Douze points pour la folie

Je oller, desto doller: Gib mir Glitzer, Gays und Gaga-Songs, denn dafür wurde der Eurovision Song Contest gemacht! Ich fordere ein Verbot von Balladen und allem, was irgendwie ernst gemeint ist.

Von Frank Richter

Schrille Kostüme, bunte Farben, schräge Töne – der ESC ist wie die Street Parade, einfach ohne LSD. Genau so will ich das. Wenn ich den Eurovision Song Contest gucke, erwarte ich die komplette Freakshow. Ich will Frauen, die lasziv Butter stampfen, während ihre eingeölten Brüste beinahe aus dem Dirndl hüpfen. Ich will als Werwolf verkleidete Männer, die rhythmisch tanzend Bananen und Grossmütter besingen. Ich will androgyne Feen, die auf eine E-Gitarre eindreschen, als hätte Satan Besitz von ihrem Körper ergriffen.

Was ich hingegen nicht will, sind Popsongs. Radio-Energy-Mitklatschnummern, die komponiert wurden, um im Stau stehende Aargauer vom Suizid abzuhalten. Und Balladen, die braucht auch kein Mensch. Jawohl, dieser ausgestreckte Mittelfinger geht in Richtung Frankreich. Klar, ihr habt Sänger:innen mit gewaltigen Stimmorganen und könnt einen Dreiminüter in Moll komponieren, dass einem die Tränen sturzbachmässig die Kimme runterströmen. Aber ganz ehrlich, wenn ich Hintergrundberieselung zum Ritzen suche, lass ich irgendwas von Céline Dion laufen. 

Nussecken und Himbeereis

Als Kind musste ich den ESC mit meinen Eltern gucken. Ich fand ihn sterbenslangweilig. Menschen sangen in Sprachen, die ich nicht verstand und trugen dabei Föhnfrisuren, die ich noch weniger verstand. Dann ein Abstimmungsprozedere, das kein Ende nahm. 

Doch 1998 erfolgte ein Lichtblick. Stefan Raab machte den ESC Gaga. Also eigentlich nicht er, sondern ein Mittdreissiger mit schütterem Haar. 

Er sang in einem türkisenen Anzug mit Schlaghosen: «Guildo hat euch lieb.» Als er ins Publikum rannte, gab es kein Halten mehr. Die zuvor höchstens schunkelnden Menschen standen auf, klatschten und tanzten frenetisch mit. Guildo Horn kletterte die Bühnendeko empor und sang sich direkt in mein Herz. Was für ein beknackter Song, was für ein verrückter Typ, aber vor allem, was für eine wahnsinnige Partystimmung. Mein Kollege Fabian und ich riefen im Anschluss 25 Mal für Deutschland an und schenkten dem Land unsere Stimmen sowie der Swisscom einen halben Lehrlingslohn. 

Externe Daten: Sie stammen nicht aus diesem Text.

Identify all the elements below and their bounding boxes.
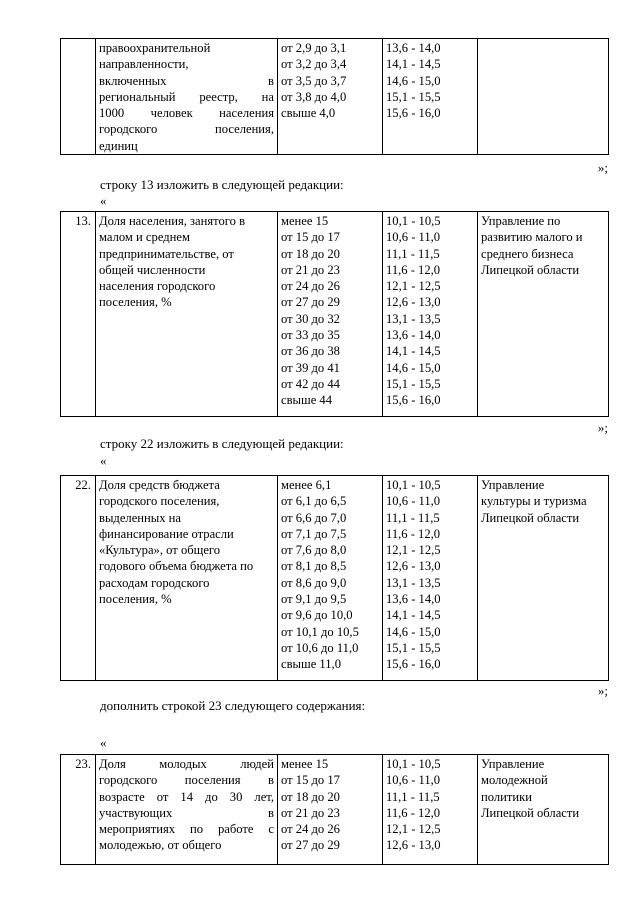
cell-line: от 27 до 29 xyxy=(281,295,340,310)
cell-line: 10,6 - 11,0 xyxy=(386,494,441,509)
table-row xyxy=(61,212,609,417)
cell-line: от 3,2 до 3,4 xyxy=(281,57,347,72)
cell-line: 14,1 - 14,5 xyxy=(386,344,441,359)
closing-quote: »; xyxy=(597,160,608,175)
table-top-fragment xyxy=(60,38,609,155)
cell-line: от 21 до 23 xyxy=(281,805,340,820)
cell-line: молодежной xyxy=(481,773,548,788)
cell-line: общей численности xyxy=(99,262,206,277)
cell-line: правоохранительной xyxy=(99,41,211,55)
instruction-text: строку 13 изложить в следующей редакции: xyxy=(100,177,344,192)
cell-line: 15,6 - 16,0 xyxy=(386,106,441,121)
cell-line: 11,1 - 11,5 xyxy=(386,789,440,804)
cell-line: 13,1 - 13,5 xyxy=(386,311,441,326)
cell-line: 14,1 - 14,5 xyxy=(386,57,441,72)
cell-line: от 27 до 29 xyxy=(281,838,340,853)
table-row-13 xyxy=(60,211,609,417)
cell-line: Управление по xyxy=(481,214,561,228)
cell-line: от 6,1 до 6,5 xyxy=(281,494,347,509)
cell-line: годового объема бюджета по xyxy=(99,559,254,574)
row-number-cell: 13. xyxy=(61,212,96,417)
cell-line: от 7,1 до 7,5 xyxy=(281,526,347,541)
cell-line: «Культура», от общего xyxy=(99,543,221,558)
cell-line: финансирование отрасли xyxy=(99,526,234,541)
ranges-cell xyxy=(278,476,383,681)
cell-line: малом и среднем xyxy=(99,230,190,245)
cell-line: городского поселения, xyxy=(99,494,220,509)
cell-line: 10,6 - 11,0 xyxy=(386,230,441,245)
cell-line: свыше 4,0 xyxy=(281,106,336,121)
cell-line: 12,1 - 12,5 xyxy=(386,822,441,837)
cell-line: 14,6 - 15,0 xyxy=(386,73,441,88)
cell-line: молодежью, от общего xyxy=(99,838,222,853)
cell-line: культуры и туризма xyxy=(481,494,587,509)
cell-line: 13,6 - 14,0 xyxy=(386,592,441,607)
cell-line: от 3,8 до 4,0 xyxy=(281,89,347,104)
cell-line: 11,6 - 12,0 xyxy=(386,526,441,541)
cell-line: от 24 до 26 xyxy=(281,279,340,294)
cell-line: 14,6 - 15,0 xyxy=(386,624,441,639)
cell-line: мероприятиях по работе с xyxy=(99,822,274,837)
cell-line: от 6,6 до 7,0 xyxy=(281,510,347,525)
cell-line: от 9,6 до 10,0 xyxy=(281,608,353,623)
cell-line: направленности, xyxy=(99,57,189,72)
instruction-text: строку 22 изложить в следующей редакции: xyxy=(100,436,344,451)
cell-line: менее 6,1 xyxy=(281,478,332,492)
cell-line: городского поселения, xyxy=(99,122,274,137)
cell-line: свыше 11,0 xyxy=(281,657,342,672)
description-cell xyxy=(96,755,278,865)
cell-line: от 8,6 до 9,0 xyxy=(281,575,347,590)
cell-line: от 21 до 23 xyxy=(281,262,340,277)
cell-line: 10,1 - 10,5 xyxy=(386,214,441,228)
cell-line: среднего бизнеса xyxy=(481,246,574,261)
ranges-cell xyxy=(278,39,383,155)
cell-line: 12,6 - 13,0 xyxy=(386,295,441,310)
cell-line: 13,6 - 14,0 xyxy=(386,328,441,343)
cell-line: Доля молодых людей xyxy=(99,757,274,771)
cell-line: от 10,6 до 11,0 xyxy=(281,640,359,655)
cell-line: 14,1 - 14,5 xyxy=(386,608,441,623)
cell-line: свыше 44 xyxy=(281,393,333,408)
cell-line: 11,6 - 12,0 xyxy=(386,262,441,277)
cell-line: от 36 до 38 xyxy=(281,344,340,359)
cell-line: 10,1 - 10,5 xyxy=(386,757,441,771)
cell-line: от 8,1 до 8,5 xyxy=(281,559,347,574)
responsible-cell xyxy=(478,476,609,681)
description-cell xyxy=(96,476,278,681)
cell-line: 1000 человек населения xyxy=(99,106,274,121)
cell-line: 12,6 - 13,0 xyxy=(386,559,441,574)
cell-line: 11,1 - 11,5 xyxy=(386,510,440,525)
scores-cell xyxy=(383,476,478,681)
cell-line: 15,1 - 15,5 xyxy=(386,640,441,655)
cell-line: включенных в xyxy=(99,73,274,88)
cell-line: возрасте от 14 до 30 лет, xyxy=(99,789,274,804)
cell-line: от 18 до 20 xyxy=(281,789,340,804)
cell-line: 13,6 - 14,0 xyxy=(386,41,441,55)
cell-line: от 10,1 до 10,5 xyxy=(281,624,359,639)
responsible-cell xyxy=(478,39,609,155)
ranges-cell xyxy=(278,755,383,865)
cell-line: от 24 до 26 xyxy=(281,822,340,837)
cell-line: от 33 до 35 xyxy=(281,328,340,343)
table-row xyxy=(61,476,609,681)
cell-line: предпринимательстве, от xyxy=(99,246,234,261)
cell-line: развитию малого и xyxy=(481,230,583,245)
closing-quote: »; xyxy=(597,420,608,435)
opening-quote: « xyxy=(100,735,107,750)
cell-line: менее 15 xyxy=(281,214,329,228)
row-number-cell xyxy=(61,39,96,155)
cell-line: населения городского xyxy=(99,279,216,294)
cell-line: 12,1 - 12,5 xyxy=(386,279,441,294)
cell-line: от 42 до 44 xyxy=(281,376,340,391)
cell-line: от 9,1 до 9,5 xyxy=(281,592,347,607)
cell-line: Липецкой области xyxy=(481,510,580,525)
cell-line: 10,1 - 10,5 xyxy=(386,478,441,492)
cell-line: от 2,9 до 3,1 xyxy=(281,41,347,55)
scores-cell xyxy=(383,755,478,865)
cell-line: 15,6 - 16,0 xyxy=(386,393,441,408)
cell-line: 15,1 - 15,5 xyxy=(386,376,441,391)
cell-line: Липецкой области xyxy=(481,805,580,820)
cell-line: Управление xyxy=(481,757,545,771)
cell-line: 12,6 - 13,0 xyxy=(386,838,441,853)
cell-line: 11,1 - 11,5 xyxy=(386,246,440,261)
table-row xyxy=(61,39,609,155)
cell-line: от 3,5 до 3,7 xyxy=(281,73,347,88)
opening-quote: « xyxy=(100,453,107,468)
closing-quote: »; xyxy=(597,683,608,698)
responsible-cell xyxy=(478,755,609,865)
cell-line: политики xyxy=(481,789,532,804)
cell-line: от 39 до 41 xyxy=(281,360,340,375)
cell-line: 10,6 - 11,0 xyxy=(386,773,441,788)
cell-line: Липецкой области xyxy=(481,262,580,277)
cell-line: от 7,6 до 8,0 xyxy=(281,543,347,558)
cell-line: городского поселения в xyxy=(99,773,274,788)
cell-line: Управление xyxy=(481,478,545,492)
cell-line: от 30 до 32 xyxy=(281,311,340,326)
cell-line: расходам городского xyxy=(99,575,210,590)
cell-line: региональный реестр, на xyxy=(99,89,274,104)
table-row xyxy=(61,755,609,865)
description-cell xyxy=(96,39,278,155)
description-cell xyxy=(96,212,278,417)
cell-line: Доля средств бюджета xyxy=(99,478,220,492)
responsible-cell xyxy=(478,212,609,417)
scores-cell xyxy=(383,212,478,417)
cell-line: участвующих в xyxy=(99,805,274,820)
cell-line: выделенных на xyxy=(99,510,181,525)
cell-line: единиц xyxy=(99,138,138,153)
row-number-cell: 23. xyxy=(61,755,96,865)
cell-line: от 18 до 20 xyxy=(281,246,340,261)
row-number-cell: 22. xyxy=(61,476,96,681)
cell-line: от 15 до 17 xyxy=(281,230,340,245)
scores-cell xyxy=(383,39,478,155)
cell-line: 15,6 - 16,0 xyxy=(386,657,441,672)
table-row-23 xyxy=(60,754,609,865)
cell-line: поселения, % xyxy=(99,295,172,310)
cell-line: 11,6 - 12,0 xyxy=(386,805,441,820)
cell-line: 15,1 - 15,5 xyxy=(386,89,441,104)
ranges-cell xyxy=(278,212,383,417)
cell-line: 12,1 - 12,5 xyxy=(386,543,441,558)
cell-line: 13,1 - 13,5 xyxy=(386,575,441,590)
opening-quote: « xyxy=(100,193,107,208)
cell-line: от 15 до 17 xyxy=(281,773,340,788)
cell-line: менее 15 xyxy=(281,757,329,771)
cell-line: поселения, % xyxy=(99,592,172,607)
cell-line: 14,6 - 15,0 xyxy=(386,360,441,375)
instruction-text: дополнить строкой 23 следующего содержания: xyxy=(100,698,366,713)
table-row-22 xyxy=(60,475,609,681)
cell-line: Доля населения, занятого в xyxy=(99,214,246,228)
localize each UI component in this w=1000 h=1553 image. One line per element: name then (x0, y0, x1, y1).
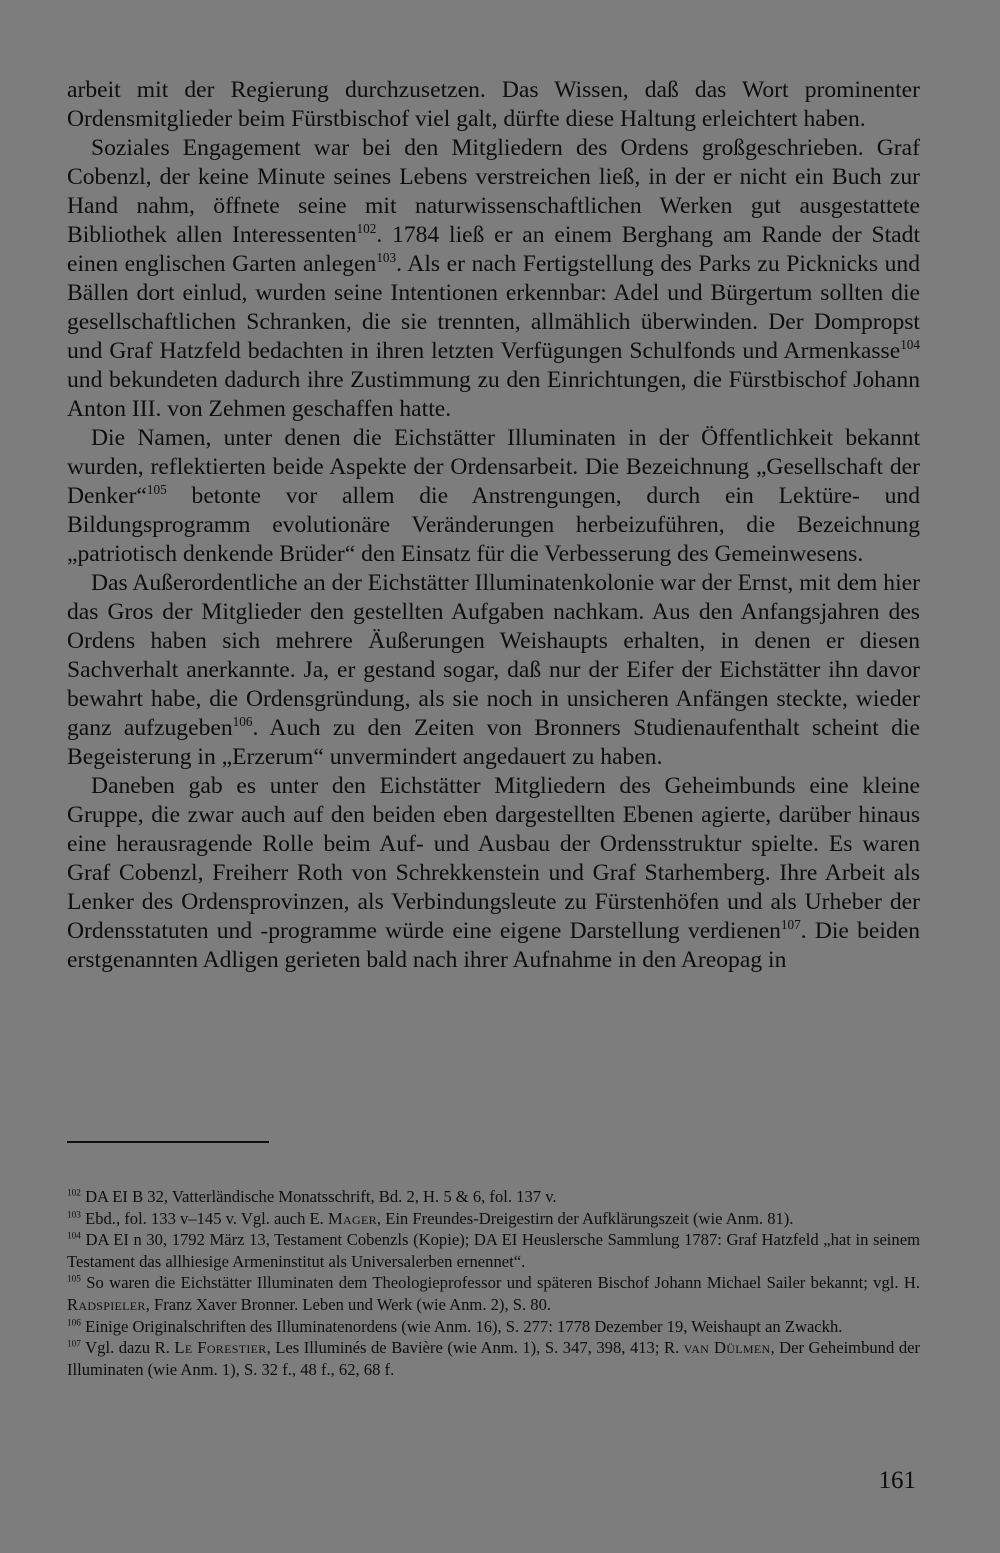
paragraph-2: Soziales Engagement war bei den Mitgliedern des Ordens großgeschrieben. Graf Cobenzl, der keine Minute seines Lebens verstreichen ließ, in der er nicht ein Buch zur Hand nahm, öffnete seine mit naturwissenschaftlichen Werken gut ausgestattete Bibliothek allen Interessenten$^{102}$. 1784 ließ er an einem Berghang am Rande der Stadt einen englischen Garten anlegen$^{103}$. Als er nach Fertigstellung des Parks zu Picknicks und Bällen dort einlud, wurden seine Intentionen erkennbar: Adel und Bürgertum sollten die gesellschaftlichen Schranken, die sie trennten, allmählich überwinden. Der Dompropst und Graf Hatzfeld bedachten in ihren letzten Verfügungen Schulfonds und Armenkasse$^{104}$ und bekundeten dadurch ihre Zustimmung zu den Einrichtungen, die Fürstbischof Johann Anton III. von Zehmen geschaffen hatte. (67, 135, 920, 422)
paragraph-5: Daneben gab es unter den Eichstätter Mitgliedern des Geheimbunds eine kleine Gruppe, die zwar auch auf den beiden eben dargestellten Ebenen agierte, darüber hinaus eine herausragende Rolle beim Auf- und Ausbau der Ordensstruktur spielte. Es waren Graf Cobenzl, Freiherr Roth von Schrekkenstein und Graf Starhemberg. Ihre Arbeit als Lenker des Ordensprovinzen, als Verbindungsleute zu Fürstenhöfen und als Urheber der Ordensstatuten und -programme würde eine eigene Darstellung verdienen$^{107}$. Die beiden erstgenannten Adligen gerieten bald nach ihrer Aufnahme in den Areopag in (67, 773, 921, 973)
footnote-ref-105[interactable]: 105 (146, 481, 167, 497)
paragraph-3: Die Namen, unter denen die Eichstätter Illuminaten in der Öffentlichkeit bekannt wurden, reflektierten beide Aspekte der Ordensarbeit. Die Bezeichnung „Gesellschaft der Denker“$^{105}$ betonte vor allem die Anstrengungen, durch ein Lektüre- und Bildungsprogramm evolutionäre Veränderungen herbeizuführen, die Bezeichnung „patriotisch denkende Brüder“ den Einsatz für die Verbesserung des Gemeinwesens. (67, 425, 920, 567)
paragraph-4: Das Außerordentliche an der Eichstätter Illuminatenkolonie war der Ernst, mit dem hier das Gros der Mitglieder den gestellten Aufgaben nachkam. Aus den Anfangsjahren des Ordens haben sich mehrere Äußerungen Weishaupts erhalten, in denen er diesen Sachverhalt anerkannte. Ja, er gestand sogar, daß nur der Eifer der Eichstätter ihn davor bewahrt habe, die Ordensgründung, als sie noch in unsicheren Anfängen steckte, wieder ganz aufzugeben$^{106}$. Auch zu den Zeiten von Bronners Studienaufenthalt scheint die Begeisterung in „Erzerum“ unvermindert angedauert zu haben. (67, 570, 920, 770)
footnote-ref-103[interactable]: 103 (376, 249, 397, 265)
main-text (67, 76, 920, 975)
footnote-divider (67, 1141, 269, 1143)
footnote-105: $^{105}$ So waren die Eichstätter Illuminaten dem Theologieprofessor und späteren Bischof Johann Michael Sailer bekannt; vgl. H. Radspieler, Franz Xaver Bronner. Leben und Werk (wie Anm. 2), S. 80. (67, 1273, 920, 1314)
page-number: 161 (878, 1467, 916, 1494)
footnote-106: $^{106}$ Einige Originalschriften des Illuminatenordens (wie Anm. 16), S. 277: 1778 Dezember 19, Weishaupt an Zwackh. (67, 1316, 843, 1336)
footnote-ref-102[interactable]: 102 (356, 220, 377, 236)
footnotes (67, 1186, 920, 1380)
footnote-ref-104[interactable]: 104 (900, 336, 920, 352)
footnote-107: $^{107}$ Vgl. dazu R. Le Forestier, Les Illuminés de Bavière (wie Anm. 1), S. 347, 398, 413; R. van Dülmen, Der Geheimbund der Illuminaten (wie Anm. 1), S. 32 f., 48 f., 62, 68 f. (67, 1338, 921, 1379)
footnote-ref-106[interactable]: 106 (232, 713, 253, 729)
paragraph-1: arbeit mit der Regierung durchzusetzen. Das Wissen, daß das Wort prominenter Ordensmitglieder beim Fürstbischof viel galt, dürfte diese Haltung erleichtert haben. (67, 77, 920, 132)
footnote-103: $^{103}$ Ebd., fol. 133 v–145 v. Vgl. auch E. Mager, Ein Freundes-Dreigestirn der Aufklärungszeit (wie Anm. 81). (67, 1208, 794, 1228)
footnote-104: $^{104}$ DA EI n 30, 1792 März 13, Testament Cobenzls (Kopie); DA EI Heuslersche Sammlung 1787: Graf Hatzfeld „hat in seinem Testament das allhiesige Armeninstitut als Universalerben ernennet“. (67, 1230, 920, 1271)
footnote-ref-107[interactable]: 107 (780, 916, 801, 932)
footnote-102: $^{102}$ DA EI B 32, Vatterländische Monatsschrift, Bd. 2, H. 5 & 6, fol. 137 v. (67, 1187, 557, 1206)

Entertainment vs. Qualität

Seit Guildo Horn schlägt mein Herz für die Gaga-Nummern beim ESC. «Aber das hat mit Musik doch nichts zu tun», höre ich die Musik-Aficionados jammern. Stimmt. Aber genauso gut könnte man ins Feld führen, dass McDonald’s nichts mit gesunder Ernährung zu tun hat. Satt macht’s trotzdem und zum Scheissen reicht’s. Oder ums auf den ESC umzumünzen: Es ist ein Entertainment-Wettbewerb, die Musik ist zweitrangig. Im Zeitalter von TikTok und Insta will man viral gehen – und das schafft man nicht mit einem 08/15-Lied. Es braucht eine finnlandschwedische Comedytruppe, die über einen Saunabesuch singt oder einen estnischen Rapper, der mit «Espresso Macchiato» seiner Italien-Liebe die Krone aufsetzt.  

«Aber Nemo hat letztes Jahr bewiesen, dass ein guter Song wichtiger ist als eine Gaga-Performance!» Ganz ehrlich, hätte Nemo gewonnen, wenn der durchgeknallte Techno-Holländer nicht disqualifiziert worden wäre? Werden wir nie erfahren und deswegen bleibt’s für mich dabei: Der ESC ist das Trashfest des Jahres. Darauf eine Nussecke mit Himbeereis.